The bankruptcy court then granted the McDaniels a discharge of their debts in March 2015. But, according to McDaniel, Navient had tacked on another $44,408.17 to their principal over that period.
Navient “added more interest during the bankruptcy, which was ridiculous,” McDaniel said. “So when we got out of the bankruptcy, we ended up owning them more than when we started. We were actually in worse shape than when we filed.”
By the time the McDaniels were out of bankruptcy, their monthly student loan payment had ballooned to more than $2,000 a month — “more than my mortgage,” according to McDaniel. Over the next two years, the latest ruling stated, “the McDaniels paid Navient an additional $37,460 on their Tuition Answer Loans.”
In 2017, the couple asked the bankruptcy court to reopen their case and filed a complaint against Navient. But the loan servicer argued that the debt was not dischargeable, citing nuances of bankruptcy code, and moved the court to dismiss the McDaniels’ complaint. The motion was denied, and Navient appealed.
“This case raises a question of first impression in this circuit: does an educational loan constitute ‘an obligation to repay funds received as an educational benefit,’” the Tenth Circuit wrote in the August 31, 2020, ruling on the appeal. “We conclude that it does not. Exercising jurisdiction under 28 U.S.C. § 158(d)(2)(A), we affirm the bankruptcy court’s interlocutory order denying Navient’s motion and remand the case for further proceedings.”
Austin Smith of Smith Law Group, who represents the couple, told Yahoo Finance that the ruling “is a total victory for the McDaniels. But we have won this issue before and it hasn't changed Navient's conduct.”
‘From presumptively non-dischargeable to automatically dischargeable’

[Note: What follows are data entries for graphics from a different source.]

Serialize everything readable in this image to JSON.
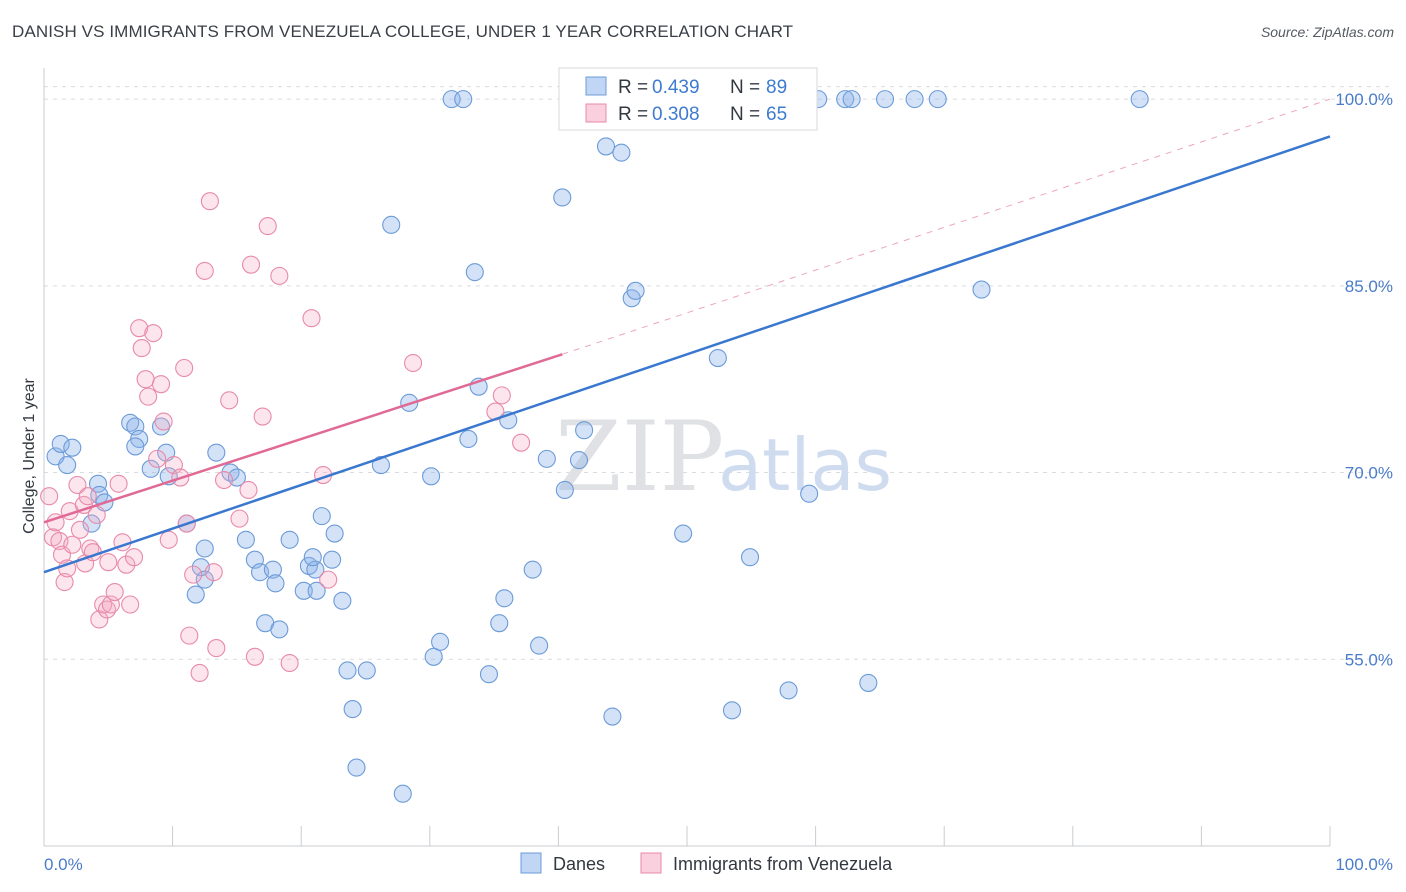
{
  "header": {
    "title": "DANISH VS IMMIGRANTS FROM VENEZUELA COLLEGE, UNDER 1 YEAR CORRELATION CHART",
    "source": "Source: ZipAtlas.com"
  },
  "watermark": {
    "zip": "ZIP",
    "atlas": "atlas"
  },
  "legend_top": {
    "rows": [
      {
        "r_label": "R = ",
        "r_value": "0.439",
        "n_label": "N = ",
        "n_value": "89"
      },
      {
        "r_label": "R = ",
        "r_value": "0.308",
        "n_label": "N = ",
        "n_value": "65"
      }
    ]
  },
  "legend_bottom": {
    "items": [
      "Danes",
      "Immigrants from Venezuela"
    ]
  },
  "colors": {
    "danes": "#3a78d0",
    "venezuela": "#e06a95",
    "tick": "#4a7cc9"
  },
  "chart_data": {
    "type": "scatter",
    "title": "DANISH VS IMMIGRANTS FROM VENEZUELA COLLEGE, UNDER 1 YEAR CORRELATION CHART",
    "xlabel": "",
    "ylabel": "College, Under 1 year",
    "xlim": [
      0,
      100
    ],
    "ylim": [
      40,
      102.5
    ],
    "x_tick_labels": [
      "0.0%",
      "100.0%"
    ],
    "y_ticks": [
      55,
      70,
      85,
      100
    ],
    "y_tick_labels": [
      "55.0%",
      "70.0%",
      "85.0%",
      "100.0%"
    ],
    "grid": true,
    "legend": "top-center",
    "series": [
      {
        "name": "Danes",
        "r": 0.439,
        "n": 89,
        "trend": {
          "x": [
            0,
            100
          ],
          "y": [
            62.0,
            97.0
          ]
        },
        "points": [
          [
            0.9,
            71.3
          ],
          [
            1.3,
            72.3
          ],
          [
            1.8,
            70.6
          ],
          [
            2.2,
            72.0
          ],
          [
            4.2,
            69.1
          ],
          [
            4.3,
            68.2
          ],
          [
            4.7,
            67.6
          ],
          [
            3.7,
            65.9
          ],
          [
            6.7,
            74.0
          ],
          [
            7.1,
            73.7
          ],
          [
            7.4,
            72.7
          ],
          [
            7.1,
            72.1
          ],
          [
            8.3,
            70.3
          ],
          [
            9.1,
            73.7
          ],
          [
            9.5,
            71.6
          ],
          [
            9.7,
            69.7
          ],
          [
            11.1,
            65.9
          ],
          [
            11.8,
            60.2
          ],
          [
            12.2,
            62.4
          ],
          [
            12.5,
            61.4
          ],
          [
            12.5,
            63.9
          ],
          [
            13.4,
            71.6
          ],
          [
            14.5,
            70.0
          ],
          [
            15.0,
            69.6
          ],
          [
            15.7,
            64.6
          ],
          [
            16.4,
            63.0
          ],
          [
            16.8,
            62.0
          ],
          [
            17.2,
            57.9
          ],
          [
            17.8,
            62.2
          ],
          [
            18.0,
            61.1
          ],
          [
            18.3,
            57.4
          ],
          [
            19.1,
            64.6
          ],
          [
            20.2,
            60.5
          ],
          [
            20.6,
            62.5
          ],
          [
            21.1,
            62.2
          ],
          [
            20.9,
            63.2
          ],
          [
            21.2,
            60.5
          ],
          [
            21.6,
            66.5
          ],
          [
            22.4,
            63.0
          ],
          [
            22.6,
            65.1
          ],
          [
            23.2,
            59.7
          ],
          [
            23.6,
            54.1
          ],
          [
            24.0,
            51.0
          ],
          [
            24.3,
            46.3
          ],
          [
            25.1,
            54.1
          ],
          [
            26.2,
            70.6
          ],
          [
            27.0,
            89.9
          ],
          [
            27.9,
            44.2
          ],
          [
            28.4,
            75.6
          ],
          [
            30.1,
            69.7
          ],
          [
            30.3,
            55.2
          ],
          [
            30.8,
            56.4
          ],
          [
            31.7,
            100.0
          ],
          [
            32.6,
            100.0
          ],
          [
            33.0,
            72.7
          ],
          [
            33.5,
            86.1
          ],
          [
            33.8,
            76.9
          ],
          [
            34.6,
            53.8
          ],
          [
            35.4,
            57.9
          ],
          [
            35.8,
            59.9
          ],
          [
            36.1,
            74.2
          ],
          [
            38.0,
            62.2
          ],
          [
            38.5,
            56.1
          ],
          [
            39.1,
            71.1
          ],
          [
            40.3,
            92.1
          ],
          [
            40.5,
            68.6
          ],
          [
            41.6,
            71.0
          ],
          [
            42.0,
            73.4
          ],
          [
            43.7,
            96.2
          ],
          [
            44.2,
            50.4
          ],
          [
            44.9,
            95.7
          ],
          [
            45.7,
            84.0
          ],
          [
            46.0,
            84.6
          ],
          [
            49.7,
            65.1
          ],
          [
            50.6,
            100.0
          ],
          [
            52.4,
            79.2
          ],
          [
            53.5,
            50.9
          ],
          [
            54.9,
            63.2
          ],
          [
            57.9,
            52.5
          ],
          [
            59.5,
            68.3
          ],
          [
            60.2,
            100.0
          ],
          [
            62.3,
            100.0
          ],
          [
            62.8,
            100.0
          ],
          [
            64.1,
            53.1
          ],
          [
            65.4,
            100.0
          ],
          [
            67.7,
            100.0
          ],
          [
            69.5,
            100.0
          ],
          [
            72.9,
            84.7
          ],
          [
            85.2,
            100.0
          ]
        ]
      },
      {
        "name": "Immigrants from Venezuela",
        "r": 0.308,
        "n": 65,
        "trend": {
          "x": [
            0,
            40.3
          ],
          "y": [
            66.0,
            79.5
          ]
        },
        "extension": {
          "x": [
            40.3,
            100
          ],
          "y": [
            79.5,
            100
          ]
        },
        "points": [
          [
            0.4,
            68.1
          ],
          [
            0.7,
            64.8
          ],
          [
            0.9,
            66.0
          ],
          [
            1.2,
            64.5
          ],
          [
            1.4,
            63.4
          ],
          [
            1.6,
            61.2
          ],
          [
            1.8,
            62.3
          ],
          [
            2.0,
            66.9
          ],
          [
            2.2,
            64.2
          ],
          [
            2.6,
            69.0
          ],
          [
            2.8,
            65.4
          ],
          [
            3.1,
            67.4
          ],
          [
            3.2,
            62.7
          ],
          [
            3.4,
            68.1
          ],
          [
            3.6,
            63.9
          ],
          [
            3.8,
            63.6
          ],
          [
            4.1,
            66.6
          ],
          [
            4.3,
            58.2
          ],
          [
            4.6,
            59.4
          ],
          [
            4.9,
            59.0
          ],
          [
            5.0,
            62.8
          ],
          [
            5.2,
            59.4
          ],
          [
            5.5,
            60.4
          ],
          [
            5.8,
            69.1
          ],
          [
            6.1,
            64.4
          ],
          [
            6.4,
            62.6
          ],
          [
            6.7,
            59.4
          ],
          [
            7.0,
            63.2
          ],
          [
            7.4,
            81.6
          ],
          [
            7.6,
            80.0
          ],
          [
            7.9,
            77.5
          ],
          [
            8.1,
            76.1
          ],
          [
            8.5,
            81.2
          ],
          [
            8.8,
            71.1
          ],
          [
            9.1,
            77.1
          ],
          [
            9.3,
            74.1
          ],
          [
            9.7,
            64.6
          ],
          [
            10.1,
            70.6
          ],
          [
            10.6,
            69.6
          ],
          [
            10.9,
            78.4
          ],
          [
            11.1,
            65.9
          ],
          [
            11.3,
            56.9
          ],
          [
            11.6,
            61.8
          ],
          [
            12.1,
            53.9
          ],
          [
            12.5,
            86.2
          ],
          [
            12.9,
            91.8
          ],
          [
            13.2,
            62.0
          ],
          [
            13.4,
            55.9
          ],
          [
            14.0,
            69.4
          ],
          [
            14.4,
            75.8
          ],
          [
            15.2,
            66.3
          ],
          [
            15.9,
            68.6
          ],
          [
            16.1,
            86.7
          ],
          [
            16.4,
            55.2
          ],
          [
            17.0,
            74.5
          ],
          [
            17.4,
            89.8
          ],
          [
            18.3,
            85.8
          ],
          [
            19.1,
            54.7
          ],
          [
            20.8,
            82.4
          ],
          [
            21.7,
            69.8
          ],
          [
            22.1,
            61.4
          ],
          [
            28.7,
            78.8
          ],
          [
            35.1,
            74.9
          ],
          [
            35.6,
            76.2
          ],
          [
            37.1,
            72.4
          ]
        ]
      }
    ]
  }
}
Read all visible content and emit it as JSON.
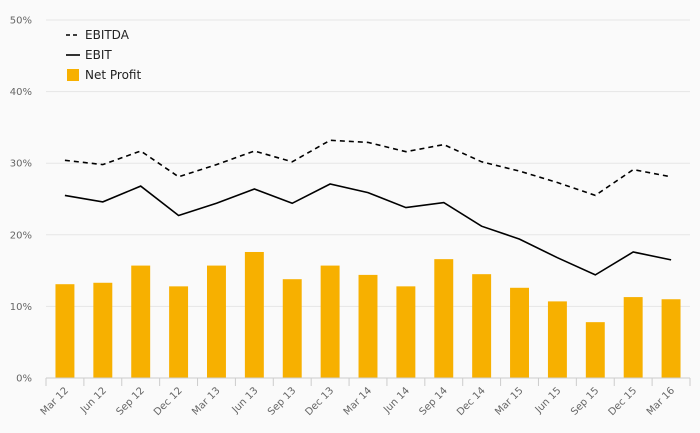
{
  "chart_data": {
    "type": "bar",
    "categories": [
      "Mar 12",
      "Jun 12",
      "Sep 12",
      "Dec 12",
      "Mar 13",
      "Jun 13",
      "Sep 13",
      "Dec 13",
      "Mar 14",
      "Jun 14",
      "Sep 14",
      "Dec 14",
      "Mar 15",
      "Jun 15",
      "Sep 15",
      "Dec 15",
      "Mar 16"
    ],
    "ylim": [
      0,
      50
    ],
    "yticks": [
      "0%",
      "10%",
      "20%",
      "30%",
      "40%",
      "50%"
    ],
    "grid": true,
    "legend_position": "top-left",
    "series": [
      {
        "name": "EBITDA",
        "type": "line",
        "style": "dashed",
        "color": "#000000",
        "values": [
          30.4,
          29.8,
          31.7,
          28.1,
          29.8,
          31.7,
          30.2,
          33.2,
          32.9,
          31.6,
          32.6,
          30.2,
          28.9,
          27.3,
          25.5,
          29.1,
          28.1
        ]
      },
      {
        "name": "EBIT",
        "type": "line",
        "style": "solid",
        "color": "#000000",
        "values": [
          25.5,
          24.6,
          26.8,
          22.7,
          24.4,
          26.4,
          24.4,
          27.1,
          25.9,
          23.8,
          24.5,
          21.2,
          19.4,
          16.8,
          14.4,
          17.6,
          16.5
        ]
      },
      {
        "name": "Net Profit",
        "type": "bar",
        "color": "#F7B000",
        "values": [
          13.1,
          13.3,
          15.7,
          12.8,
          15.7,
          17.6,
          13.8,
          15.7,
          14.4,
          12.8,
          16.6,
          14.5,
          12.6,
          10.7,
          7.8,
          11.3,
          11.0
        ]
      }
    ]
  }
}
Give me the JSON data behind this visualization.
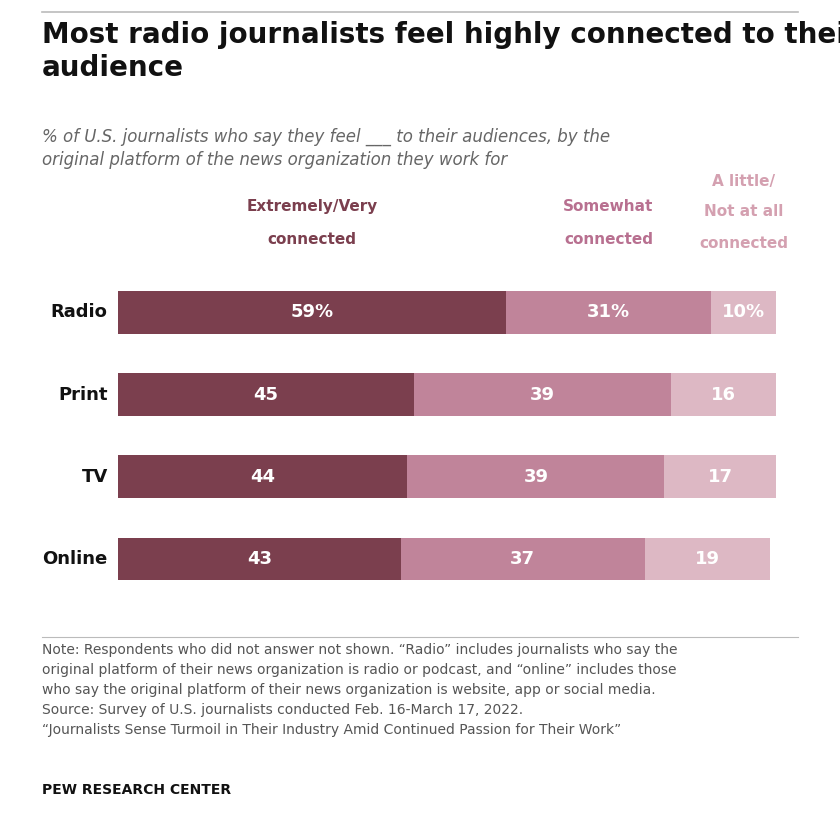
{
  "title": "Most radio journalists feel highly connected to their\naudience",
  "subtitle": "% of U.S. journalists who say they feel ___ to their audiences, by the\noriginal platform of the news organization they work for",
  "categories": [
    "Radio",
    "Print",
    "TV",
    "Online"
  ],
  "col1_label": "Extremely/Very\nconnected",
  "col2_label": "Somewhat\nconnected",
  "col3_label": "A little/\nNot at all\nconnected",
  "values": [
    [
      59,
      31,
      10
    ],
    [
      45,
      39,
      16
    ],
    [
      44,
      39,
      17
    ],
    [
      43,
      37,
      19
    ]
  ],
  "value_labels": [
    [
      "59%",
      "31%",
      "10%"
    ],
    [
      "45",
      "39",
      "16"
    ],
    [
      "44",
      "39",
      "17"
    ],
    [
      "43",
      "37",
      "19"
    ]
  ],
  "colors": [
    "#7b3f4e",
    "#c0849a",
    "#ddb8c4"
  ],
  "bar_height": 0.52,
  "note_text": "Note: Respondents who did not answer not shown. “Radio” includes journalists who say the\noriginal platform of their news organization is radio or podcast, and “online” includes those\nwho say the original platform of their news organization is website, app or social media.\nSource: Survey of U.S. journalists conducted Feb. 16-March 17, 2022.\n“Journalists Sense Turmoil in Their Industry Amid Continued Passion for Their Work”",
  "pew_label": "PEW RESEARCH CENTER",
  "title_color": "#111111",
  "subtitle_color": "#666666",
  "col1_label_color": "#7b3f4e",
  "col2_label_color": "#b87090",
  "col3_label_color": "#d4a0b0",
  "note_color": "#555555",
  "pew_color": "#111111",
  "bg_color": "#ffffff",
  "bar_text_color": "#ffffff",
  "bar_fontsize": 13,
  "cat_fontsize": 13,
  "header_fontsize": 11,
  "title_fontsize": 20,
  "subtitle_fontsize": 12,
  "note_fontsize": 10,
  "pew_fontsize": 10
}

Iuliano, the bankruptcy expert, said that the ruling could affect the dischargeability of private student loans more broadly, particularly those that either exceed the cost of attendance at an accredited school or private student loans from non-accredited Title IV schools.
In other words, he added, the ruling potentially “converts a ton of student loan debt… if adopted nationally, tens of billions dollars, from presumptively non-dischargeable to automatically dischargeable.”
More than 2.5 million people with student loan debt have filed for bankruptcy over the past decade, Iuliano’s research, which will be published in The Student Loan Bankruptcy Gap, 70 Duke L.J. (forthcoming 2020), has found.
In 2019 alone, roughly 221,000 student loan borrowers filed for personal bankruptcy.
“I want people who are kids who are going to college to know, you don't want to take out private student loans,” McDaniel said. “There needs to be more protection for the borrowers. ... I don't know how to fix it. I really don’t. But I know it's terribly, terribly broken.”